This is what it boils down to:
intel: good history of open source drivers available when hardware is released "enablement"
amd: recent history of providing some documents/support but limited resources/employees
nvidia: complete refusal to support anything but their proprietary driver
intel: intel/community created open source drivers only (lotsa docs/help)
amd: proprietary + community created open drivers available (with docs/help)
nvidia: proprietary + reverse engineered drivers(without docs/help)

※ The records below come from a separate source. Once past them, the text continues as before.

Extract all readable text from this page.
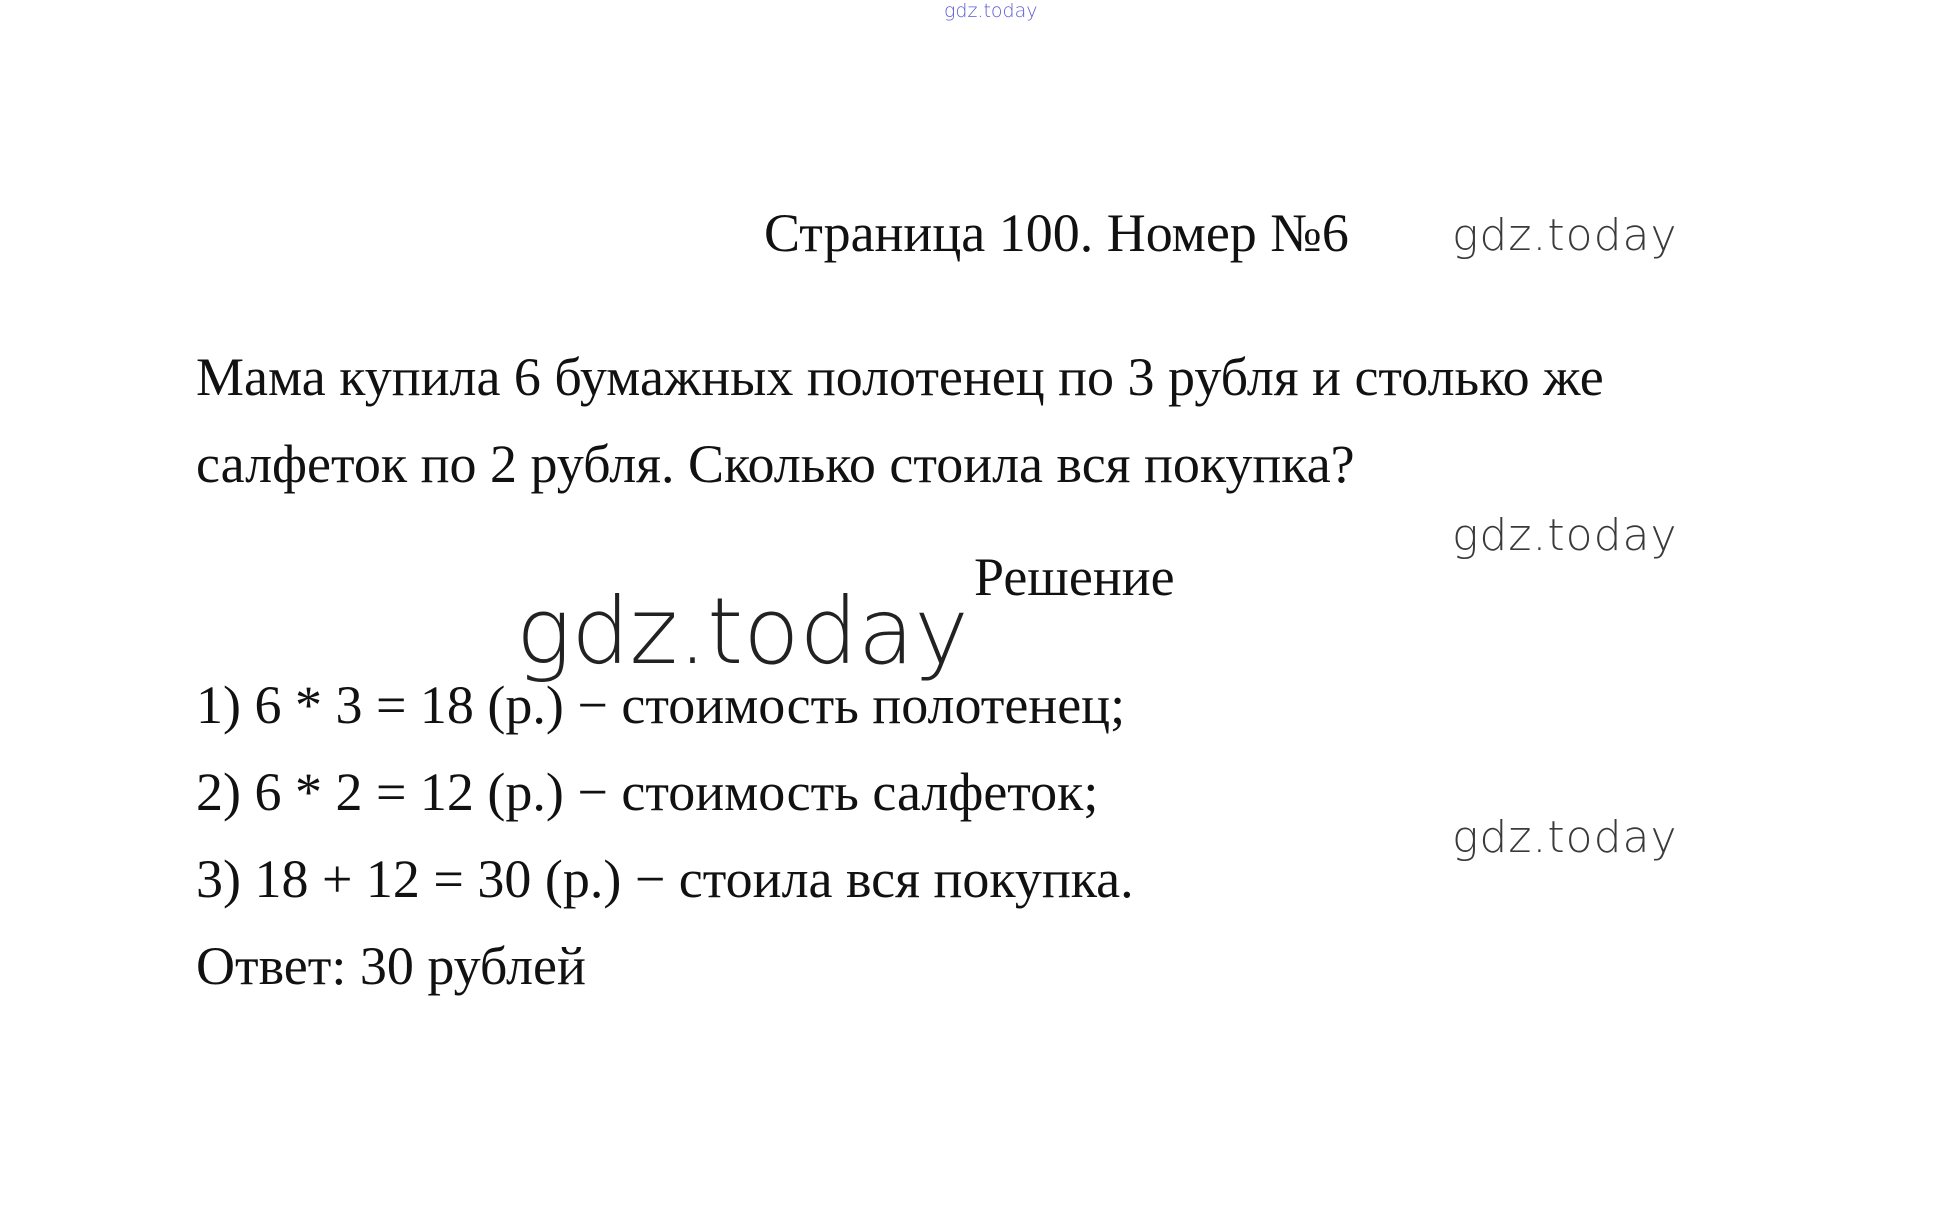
gdz.today
Страница 100. Номер №6 gdz.today

Мама купила 6 бумажных полотенец по 3 рубля и столько же

салфеток по 2 рубля. Сколько стоила вся покупка?

gdz.today
Решение
gdz.today
1) 6 * 3 = 18 (р.) − стоимость полотенец;
2) 6 * 2 = 12 (р.) − стоимость салфеток;
3) 18 + 12 = 30 (р.) − стоила вся покупка.
Ответ: 30 рублей
gdz.today
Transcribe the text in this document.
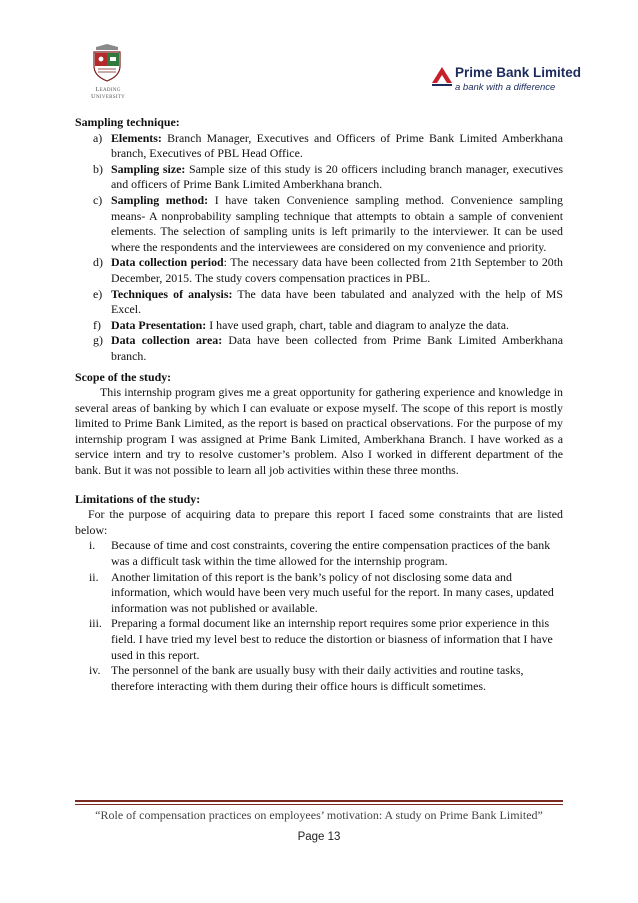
Leading University
Prime Bank Limited
a bank with a difference

Sampling technique:

a) Elements: Branch Manager, Executives and Officers of Prime Bank Limited Amberkhana branch, Executives of PBL Head Office.
b) Sampling size: Sample size of this study is 20 officers including branch manager, executives and officers of Prime Bank Limited Amberkhana branch.
c) Sampling method: I have taken Convenience sampling method. Convenience sampling means- A nonprobability sampling technique that attempts to obtain a sample of convenient elements. The selection of sampling units is left primarily to the interviewer. It can be used where the respondents and the interviewees are considered on my convenience and priority.
d) Data collection period: The necessary data have been collected from 21th September to 20th December, 2015. The study covers compensation practices in PBL.
e) Techniques of analysis: The data have been tabulated and analyzed with the help of MS Excel.
f) Data Presentation: I have used graph, chart, table and diagram to analyze the data.
g) Data collection area: Data have been collected from Prime Bank Limited Amberkhana branch.

Scope of the study:

This internship program gives me a great opportunity for gathering experience and knowledge in several areas of banking by which I can evaluate or expose myself. The scope of this report is mostly limited to Prime Bank Limited, as the report is based on practical observations. For the purpose of my internship program I was assigned at Prime Bank Limited, Amberkhana Branch. I have worked as a service intern and try to resolve customer’s problem. Also I worked in different department of the bank. But it was not possible to learn all job activities within these three months.

Limitations of the study:

For the purpose of acquiring data to prepare this report I faced some constraints that are listed below:

i. Because of time and cost constraints, covering the entire compensation practices of the bank was a difficult task within the time allowed for the internship program.
ii. Another limitation of this report is the bank’s policy of not disclosing some data and information, which would have been very much useful for the report. In many cases, updated information was not published or available.
iii. Preparing a formal document like an internship report requires some prior experience in this field. I have tried my level best to reduce the distortion or biasness of information that I have used in this report.
iv. The personnel of the bank are usually busy with their daily activities and routine tasks, therefore interacting with them during their office hours is difficult sometimes.
“Role of compensation practices on employees’ motivation: A study on Prime Bank Limited”
Page 13
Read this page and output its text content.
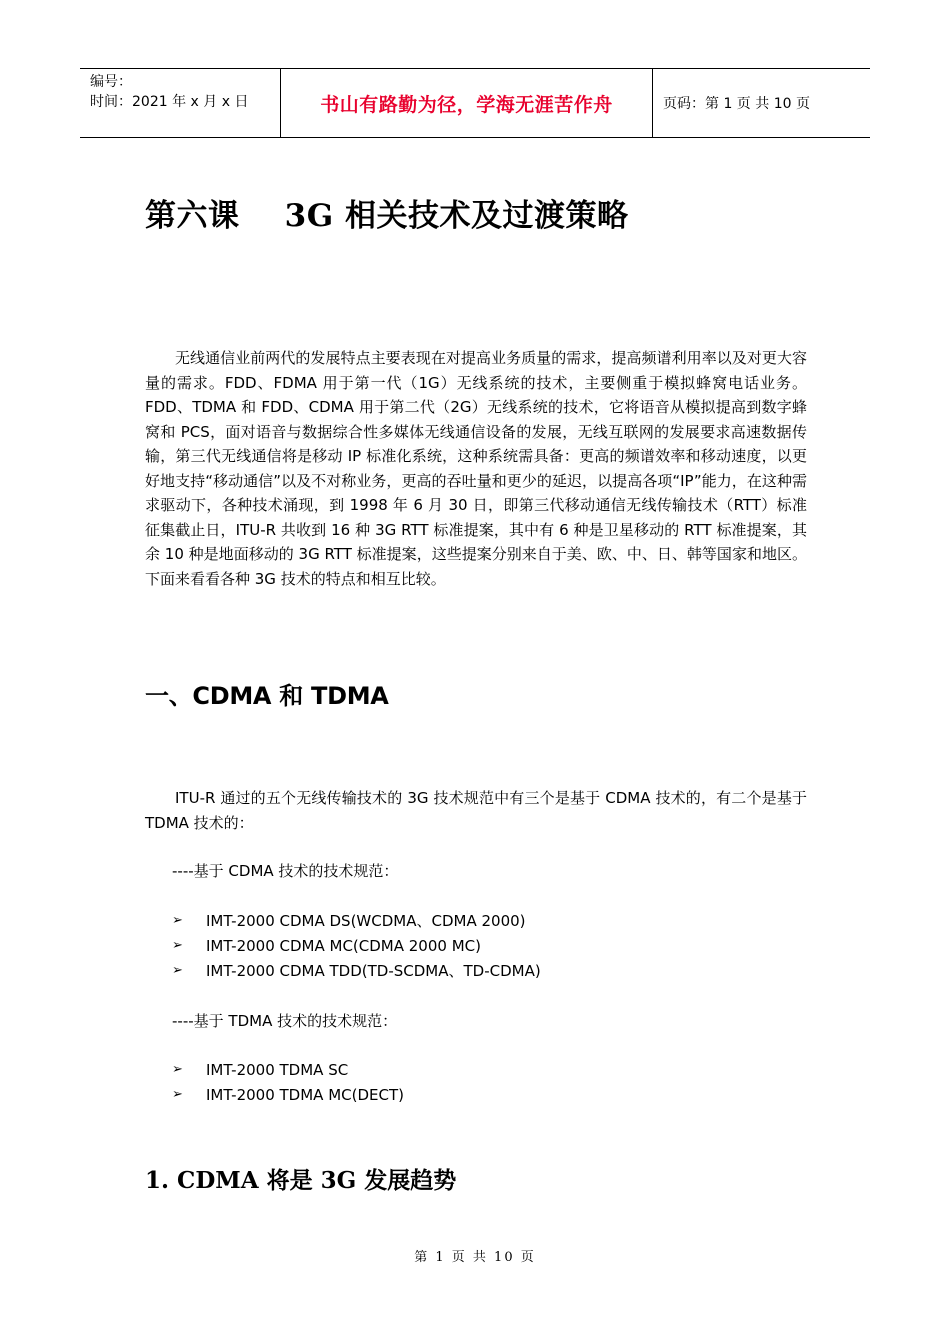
编号：
时间：2021 年 x 月 x 日	书山有路勤为径，学海无涯苦作舟	页码：第 1 页 共 10 页
第六课    3G 相关技术及过渡策略

无线通信业前两代的发展特点主要表现在对提高业务质量的需求，提高频谱利用率以及对更大容量的需求。FDD、FDMA 用于第一代（1G）无线系统的技术，主要侧重于模拟蜂窝电话业务。FDD、TDMA 和 FDD、CDMA 用于第二代（2G）无线系统的技术，它将语音从模拟提高到数字蜂窝和 PCS，面对语音与数据综合性多媒体无线通信设备的发展，无线互联网的发展要求高速数据传输，第三代无线通信将是移动 IP 标准化系统，这种系统需具备：更高的频谱效率和移动速度，以更好地支持“移动通信”以及不对称业务，更高的吞吐量和更少的延迟，以提高各项“IP”能力，在这种需求驱动下，各种技术涌现，到 1998 年 6 月 30 日，即第三代移动通信无线传输技术（RTT）标准征集截止日，ITU-R 共收到 16 种 3G RTT 标准提案，其中有 6 种是卫星移动的 RTT 标准提案，其余 10 种是地面移动的 3G RTT 标准提案，这些提案分别来自于美、欧、中、日、韩等国家和地区。下面来看看各种 3G 技术的特点和相互比较。

一、CDMA 和 TDMA

ITU-R 通过的五个无线传输技术的 3G 技术规范中有三个是基于 CDMA 技术的，有二个是基于 TDMA 技术的：

----基于 CDMA 技术的技术规范：
➢	IMT-2000 CDMA DS(WCDMA、CDMA 2000)
➢	IMT-2000 CDMA MC(CDMA 2000 MC)
➢	IMT-2000 CDMA TDD(TD-SCDMA、TD-CDMA)
----基于 TDMA 技术的技术规范：
➢	IMT-2000 TDMA SC
➢	IMT-2000 TDMA MC(DECT)
1. CDMA 将是 3G 发展趋势
第 1 页 共 10 页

As it relates to gnu/linux, the goal is "enablement" of hardware on release with distros available at the time. Distros can't legally be distributed with the proprietary drivers, it violates the licenses (but you can always download/install them seperately on your own). This is a matter of inconvenience for many and serves to undermine the proliferation of gnu/linux, not to mention making the job of the programmers harder as they have to essentially reverse engineer hardware to create drivers. (IE: what happens if I read/write a few bytes to X/Y, why didn't they just tell me this !?).
The argument of nvidia vs. amd's proprietary drivers is not at all what this is about. That would be better served in it's own thread. Intel doesn't even provide proprietary drivers and their hardware is amoung the best/earliest supported in linux.
I've used gnu/linux for nearly 15yrs now, and I grow to like it more each year.
I havn't installed windows or played the latest/greatest video game since 2004.